Yes, a firm of credit institution that is authorised under the terms of Act No. 1,338 may delegate one or more of its activities, provided it satisfies certain conditions.
In particular, the firm is not permitted to delegate the entirety of its activities, and it retains fully liable for any activities outsourced. It must monitor the delegated activity at all times.
The task of managing Monegasque funds may only be delegated to a foreign company if the CCAF has a cooperation agreement with the regulator in the country concerned (except in certain special circumstances³).
Finally, if there is a management mandate in place, part of the third-party portfolio management activities may be delegated, but only if the client has given their express prior consent to the delegation arrangements and object.
Banking, financial, and ESG certification has two components: technical and ethical. It is only mandatory for certain categories of personnel (and their line manager): managers, sales operatives, financial analysts and traders.
For the technical component, where individuals are able to produce similar qualifications issued by foreign authorities, these may be recognised and accepted as equivalents by the Professional Certifications Committee. The request for exemption should be sent to the President of the Professional Certifications Committee (AMAF – 7 rue du Gabian – MC 98000 Monaco), accompanied by the individual’s CV and a copy of the equivalent qualification.
However, no exemption may be granted for the ethical component, which concerns regulatory requirements specific to Monaco.
A grandfather clause does apply for staff who were already in post before 2 May 2014 or hold the professional certification created by Ministerial Decree No. 2014-168.
Financial activities internal control certification is mandatory only for the internal control officer and their staff.
No exemptions are possible.
However, a grandfather clause does apply for staff who have been in post in Monaco continuously for over five years ont the date of entry into force of Sovereign Ordinance N°9.737.
No, the CCAF only supervises the financial activities of credit institutions. Their banking transactions are supervised by the French ACPR.

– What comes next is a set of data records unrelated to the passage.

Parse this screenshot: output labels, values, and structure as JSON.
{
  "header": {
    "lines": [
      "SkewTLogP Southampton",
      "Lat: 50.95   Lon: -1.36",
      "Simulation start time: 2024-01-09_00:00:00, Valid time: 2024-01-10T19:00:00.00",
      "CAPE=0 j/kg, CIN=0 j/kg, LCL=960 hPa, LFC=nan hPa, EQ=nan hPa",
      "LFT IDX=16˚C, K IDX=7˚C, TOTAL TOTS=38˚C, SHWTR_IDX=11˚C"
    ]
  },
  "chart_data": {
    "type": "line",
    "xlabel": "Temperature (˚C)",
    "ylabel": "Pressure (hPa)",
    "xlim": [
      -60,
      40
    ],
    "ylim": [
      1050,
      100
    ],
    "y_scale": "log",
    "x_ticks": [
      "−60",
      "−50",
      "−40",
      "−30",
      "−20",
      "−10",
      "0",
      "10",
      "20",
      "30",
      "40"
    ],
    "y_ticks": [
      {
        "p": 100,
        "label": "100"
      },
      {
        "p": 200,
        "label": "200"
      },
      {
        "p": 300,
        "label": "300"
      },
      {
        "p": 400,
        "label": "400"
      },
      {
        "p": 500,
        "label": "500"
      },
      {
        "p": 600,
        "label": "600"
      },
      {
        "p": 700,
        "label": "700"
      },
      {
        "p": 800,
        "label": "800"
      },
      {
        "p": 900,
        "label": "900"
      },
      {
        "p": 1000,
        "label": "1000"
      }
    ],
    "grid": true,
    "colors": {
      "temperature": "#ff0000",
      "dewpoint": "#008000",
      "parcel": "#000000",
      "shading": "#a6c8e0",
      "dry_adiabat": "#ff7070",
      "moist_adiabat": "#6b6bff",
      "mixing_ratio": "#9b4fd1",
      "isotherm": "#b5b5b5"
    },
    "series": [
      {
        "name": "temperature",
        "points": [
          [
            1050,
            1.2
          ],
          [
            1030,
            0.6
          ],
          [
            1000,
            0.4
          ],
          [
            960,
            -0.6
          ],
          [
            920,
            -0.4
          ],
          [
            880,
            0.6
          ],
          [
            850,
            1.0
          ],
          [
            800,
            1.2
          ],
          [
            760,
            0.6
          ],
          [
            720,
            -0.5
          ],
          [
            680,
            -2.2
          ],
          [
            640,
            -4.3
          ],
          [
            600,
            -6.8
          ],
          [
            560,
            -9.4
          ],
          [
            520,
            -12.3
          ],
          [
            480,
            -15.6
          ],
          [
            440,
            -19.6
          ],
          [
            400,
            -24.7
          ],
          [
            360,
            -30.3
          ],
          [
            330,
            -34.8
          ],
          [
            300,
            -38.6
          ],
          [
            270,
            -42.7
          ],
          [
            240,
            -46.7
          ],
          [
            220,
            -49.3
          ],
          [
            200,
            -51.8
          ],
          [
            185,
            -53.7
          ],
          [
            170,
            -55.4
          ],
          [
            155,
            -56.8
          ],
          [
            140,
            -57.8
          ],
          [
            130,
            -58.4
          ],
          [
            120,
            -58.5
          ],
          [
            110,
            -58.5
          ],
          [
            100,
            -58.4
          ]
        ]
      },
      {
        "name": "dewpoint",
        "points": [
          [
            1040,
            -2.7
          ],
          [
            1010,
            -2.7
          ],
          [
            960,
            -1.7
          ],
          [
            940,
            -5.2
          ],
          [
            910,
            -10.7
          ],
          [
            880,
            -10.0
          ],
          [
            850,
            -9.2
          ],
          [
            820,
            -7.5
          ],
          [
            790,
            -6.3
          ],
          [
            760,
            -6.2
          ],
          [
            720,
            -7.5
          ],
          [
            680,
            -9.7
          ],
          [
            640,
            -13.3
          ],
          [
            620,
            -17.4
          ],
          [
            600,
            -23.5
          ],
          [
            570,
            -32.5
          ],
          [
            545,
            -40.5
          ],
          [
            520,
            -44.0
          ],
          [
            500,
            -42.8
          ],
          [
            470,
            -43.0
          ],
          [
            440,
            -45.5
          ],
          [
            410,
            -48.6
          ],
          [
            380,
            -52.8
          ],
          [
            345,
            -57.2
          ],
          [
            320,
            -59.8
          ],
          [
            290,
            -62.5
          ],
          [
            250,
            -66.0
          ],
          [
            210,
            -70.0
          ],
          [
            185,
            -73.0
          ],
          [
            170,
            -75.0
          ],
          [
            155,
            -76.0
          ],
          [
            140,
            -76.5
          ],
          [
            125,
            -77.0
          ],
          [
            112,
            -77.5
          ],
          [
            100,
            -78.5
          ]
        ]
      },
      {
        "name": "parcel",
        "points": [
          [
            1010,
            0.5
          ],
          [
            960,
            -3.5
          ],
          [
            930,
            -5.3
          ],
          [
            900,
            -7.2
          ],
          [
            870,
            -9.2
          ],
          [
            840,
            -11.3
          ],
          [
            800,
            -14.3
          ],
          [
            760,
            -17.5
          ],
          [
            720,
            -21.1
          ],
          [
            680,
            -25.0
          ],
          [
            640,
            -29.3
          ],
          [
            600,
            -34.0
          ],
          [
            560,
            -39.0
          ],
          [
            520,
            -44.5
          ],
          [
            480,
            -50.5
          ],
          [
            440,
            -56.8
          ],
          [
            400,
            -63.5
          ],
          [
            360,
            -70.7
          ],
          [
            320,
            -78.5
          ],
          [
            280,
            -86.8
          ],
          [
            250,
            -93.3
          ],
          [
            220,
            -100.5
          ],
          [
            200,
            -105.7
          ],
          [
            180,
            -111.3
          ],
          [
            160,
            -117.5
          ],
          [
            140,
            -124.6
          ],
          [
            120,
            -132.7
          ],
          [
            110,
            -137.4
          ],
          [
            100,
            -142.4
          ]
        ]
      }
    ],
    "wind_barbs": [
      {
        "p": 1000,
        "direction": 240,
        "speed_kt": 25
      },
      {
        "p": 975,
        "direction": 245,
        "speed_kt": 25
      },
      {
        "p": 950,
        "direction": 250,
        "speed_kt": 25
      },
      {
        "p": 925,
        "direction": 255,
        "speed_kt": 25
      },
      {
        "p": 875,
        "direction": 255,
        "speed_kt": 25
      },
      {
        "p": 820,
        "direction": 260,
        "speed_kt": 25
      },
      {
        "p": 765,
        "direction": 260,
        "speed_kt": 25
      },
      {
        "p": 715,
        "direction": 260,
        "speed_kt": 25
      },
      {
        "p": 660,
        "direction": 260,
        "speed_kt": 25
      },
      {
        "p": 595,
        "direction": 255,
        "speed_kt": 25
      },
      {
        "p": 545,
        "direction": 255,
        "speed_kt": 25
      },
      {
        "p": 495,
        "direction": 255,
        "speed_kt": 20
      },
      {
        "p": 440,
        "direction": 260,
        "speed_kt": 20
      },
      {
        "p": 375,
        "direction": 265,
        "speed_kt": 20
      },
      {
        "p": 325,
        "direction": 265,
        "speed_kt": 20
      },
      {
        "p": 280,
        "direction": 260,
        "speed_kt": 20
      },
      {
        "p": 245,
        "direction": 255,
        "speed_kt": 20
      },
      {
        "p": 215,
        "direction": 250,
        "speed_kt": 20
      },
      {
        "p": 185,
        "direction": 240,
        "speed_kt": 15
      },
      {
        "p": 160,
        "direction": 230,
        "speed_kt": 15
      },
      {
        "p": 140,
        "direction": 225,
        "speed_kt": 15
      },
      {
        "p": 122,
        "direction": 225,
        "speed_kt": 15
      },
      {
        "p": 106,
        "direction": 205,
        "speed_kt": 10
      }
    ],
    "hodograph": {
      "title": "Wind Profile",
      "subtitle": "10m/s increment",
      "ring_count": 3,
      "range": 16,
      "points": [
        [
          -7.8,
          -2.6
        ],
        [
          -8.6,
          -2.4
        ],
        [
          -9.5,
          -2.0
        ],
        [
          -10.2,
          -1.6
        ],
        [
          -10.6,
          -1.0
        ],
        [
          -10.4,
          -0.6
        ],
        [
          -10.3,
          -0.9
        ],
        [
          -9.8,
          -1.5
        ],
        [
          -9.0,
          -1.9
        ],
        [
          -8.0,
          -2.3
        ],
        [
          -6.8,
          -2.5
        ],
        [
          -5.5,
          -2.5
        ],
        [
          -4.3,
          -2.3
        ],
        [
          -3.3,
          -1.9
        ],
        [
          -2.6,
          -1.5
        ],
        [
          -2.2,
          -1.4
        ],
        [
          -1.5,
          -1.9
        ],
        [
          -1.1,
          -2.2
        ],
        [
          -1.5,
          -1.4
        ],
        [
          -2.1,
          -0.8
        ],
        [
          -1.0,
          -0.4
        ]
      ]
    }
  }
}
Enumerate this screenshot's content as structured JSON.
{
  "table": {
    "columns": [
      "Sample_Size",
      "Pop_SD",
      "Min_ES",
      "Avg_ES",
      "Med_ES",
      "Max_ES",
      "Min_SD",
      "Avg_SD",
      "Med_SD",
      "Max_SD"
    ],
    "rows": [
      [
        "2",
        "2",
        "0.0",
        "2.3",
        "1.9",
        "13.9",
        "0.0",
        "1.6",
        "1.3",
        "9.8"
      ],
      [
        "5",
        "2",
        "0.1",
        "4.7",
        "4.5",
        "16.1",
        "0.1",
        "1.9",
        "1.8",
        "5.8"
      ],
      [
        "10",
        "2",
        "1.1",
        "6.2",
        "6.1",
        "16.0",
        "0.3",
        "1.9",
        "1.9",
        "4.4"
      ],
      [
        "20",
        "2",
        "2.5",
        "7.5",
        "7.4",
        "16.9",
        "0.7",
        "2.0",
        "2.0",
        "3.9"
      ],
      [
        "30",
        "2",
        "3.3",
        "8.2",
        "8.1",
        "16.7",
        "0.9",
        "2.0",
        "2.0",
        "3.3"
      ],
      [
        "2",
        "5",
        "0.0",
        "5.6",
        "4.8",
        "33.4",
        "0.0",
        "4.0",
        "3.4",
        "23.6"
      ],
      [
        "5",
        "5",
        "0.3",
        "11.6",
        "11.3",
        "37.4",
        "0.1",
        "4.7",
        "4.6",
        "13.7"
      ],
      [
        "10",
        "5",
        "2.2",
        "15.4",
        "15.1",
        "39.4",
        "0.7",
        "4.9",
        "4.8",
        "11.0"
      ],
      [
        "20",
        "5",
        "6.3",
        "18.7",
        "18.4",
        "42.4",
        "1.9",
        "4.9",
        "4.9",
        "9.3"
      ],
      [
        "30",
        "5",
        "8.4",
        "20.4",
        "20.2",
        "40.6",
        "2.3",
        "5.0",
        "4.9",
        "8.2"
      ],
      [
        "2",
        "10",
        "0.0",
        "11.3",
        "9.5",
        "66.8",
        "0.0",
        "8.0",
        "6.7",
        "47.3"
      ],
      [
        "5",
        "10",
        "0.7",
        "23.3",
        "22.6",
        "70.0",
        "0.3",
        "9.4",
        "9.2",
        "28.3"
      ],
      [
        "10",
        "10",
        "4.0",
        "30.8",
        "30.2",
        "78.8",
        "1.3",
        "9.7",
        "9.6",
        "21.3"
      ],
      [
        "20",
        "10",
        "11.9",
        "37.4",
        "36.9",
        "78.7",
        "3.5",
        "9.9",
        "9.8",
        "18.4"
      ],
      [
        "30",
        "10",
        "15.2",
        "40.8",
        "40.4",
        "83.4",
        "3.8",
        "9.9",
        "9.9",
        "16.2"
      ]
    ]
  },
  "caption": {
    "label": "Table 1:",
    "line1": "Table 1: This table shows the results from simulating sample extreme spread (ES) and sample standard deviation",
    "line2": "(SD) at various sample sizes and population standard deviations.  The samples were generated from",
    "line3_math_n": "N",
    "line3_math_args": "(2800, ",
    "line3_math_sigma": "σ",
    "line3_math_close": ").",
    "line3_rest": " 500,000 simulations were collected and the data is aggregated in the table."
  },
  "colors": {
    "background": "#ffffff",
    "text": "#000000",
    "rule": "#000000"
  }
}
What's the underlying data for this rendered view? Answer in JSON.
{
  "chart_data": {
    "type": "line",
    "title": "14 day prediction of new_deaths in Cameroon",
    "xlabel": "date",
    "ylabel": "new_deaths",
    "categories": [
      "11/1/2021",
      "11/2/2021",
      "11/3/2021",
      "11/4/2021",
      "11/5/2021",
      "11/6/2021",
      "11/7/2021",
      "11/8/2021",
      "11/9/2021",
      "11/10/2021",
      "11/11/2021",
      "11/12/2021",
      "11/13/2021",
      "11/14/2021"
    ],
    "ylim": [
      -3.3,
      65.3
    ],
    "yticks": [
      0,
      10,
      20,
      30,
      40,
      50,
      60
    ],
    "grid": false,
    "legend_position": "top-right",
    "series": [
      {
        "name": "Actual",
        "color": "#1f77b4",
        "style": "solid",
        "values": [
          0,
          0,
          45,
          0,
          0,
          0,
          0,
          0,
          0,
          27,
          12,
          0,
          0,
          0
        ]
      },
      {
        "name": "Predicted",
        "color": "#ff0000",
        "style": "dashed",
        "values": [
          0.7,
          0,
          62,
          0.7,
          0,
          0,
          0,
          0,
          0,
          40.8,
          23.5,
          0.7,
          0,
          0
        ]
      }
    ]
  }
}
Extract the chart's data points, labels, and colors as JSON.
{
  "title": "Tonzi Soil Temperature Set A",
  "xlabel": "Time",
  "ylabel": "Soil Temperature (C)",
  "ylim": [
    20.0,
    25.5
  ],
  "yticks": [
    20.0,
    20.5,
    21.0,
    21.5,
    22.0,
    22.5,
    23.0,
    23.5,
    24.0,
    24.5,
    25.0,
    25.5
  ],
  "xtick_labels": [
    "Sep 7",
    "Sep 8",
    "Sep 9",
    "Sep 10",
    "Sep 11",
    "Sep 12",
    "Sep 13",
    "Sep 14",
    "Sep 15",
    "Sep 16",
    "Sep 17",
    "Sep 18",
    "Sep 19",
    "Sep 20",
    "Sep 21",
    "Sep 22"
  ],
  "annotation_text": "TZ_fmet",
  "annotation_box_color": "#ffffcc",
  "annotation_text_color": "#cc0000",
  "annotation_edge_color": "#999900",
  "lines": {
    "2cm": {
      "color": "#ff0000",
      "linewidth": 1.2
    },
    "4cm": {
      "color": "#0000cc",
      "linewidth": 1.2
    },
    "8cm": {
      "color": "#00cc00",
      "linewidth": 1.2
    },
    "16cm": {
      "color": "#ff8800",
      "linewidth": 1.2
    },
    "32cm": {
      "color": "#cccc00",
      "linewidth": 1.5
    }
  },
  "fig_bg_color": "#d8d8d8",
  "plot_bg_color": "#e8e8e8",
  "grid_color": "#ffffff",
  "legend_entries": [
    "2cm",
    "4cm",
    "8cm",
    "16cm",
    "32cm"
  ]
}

No, it is not permitted to withhold information from the CCAF on grounds of professional secrecy, except by notaries and other representatives of the law. Auditors are not bound by professional secrecy in respect of the Commission specifically for the application of Act No. 1,338, amended.
They could potentially incur administrative and/or criminal penalties.
Administrative penalties may be imposed by the CCAF, following adversarial proceedings in which all parties are entitled to a fair hearing, as described in Articles 36 et seq. of Act No. 1,338, amended.
If an authorised firm or credit institution breaches its obligations under Act No. 1,338, amended, and its implementing regulations, the Commission may issue a formal warning or a reprimand. In certain cases, listed in Article 34 of the Act, the Commission may suspend authorisation temporarily (for up to six months) or withdraw it permanently.
1 – Except where the person domiciled in the Principality is an institutional investor, an authorised firm or a client of an authorised firm where the marketing activity is carried out through it.
2 – This figure may be reduced to 150,000 euros where 50% of the capital is held by a credit institution or insurance or reinsurance company, provided that the institution in question has share capital of at least 2 million euros.
3 – Where fund units are offered only in the Principality.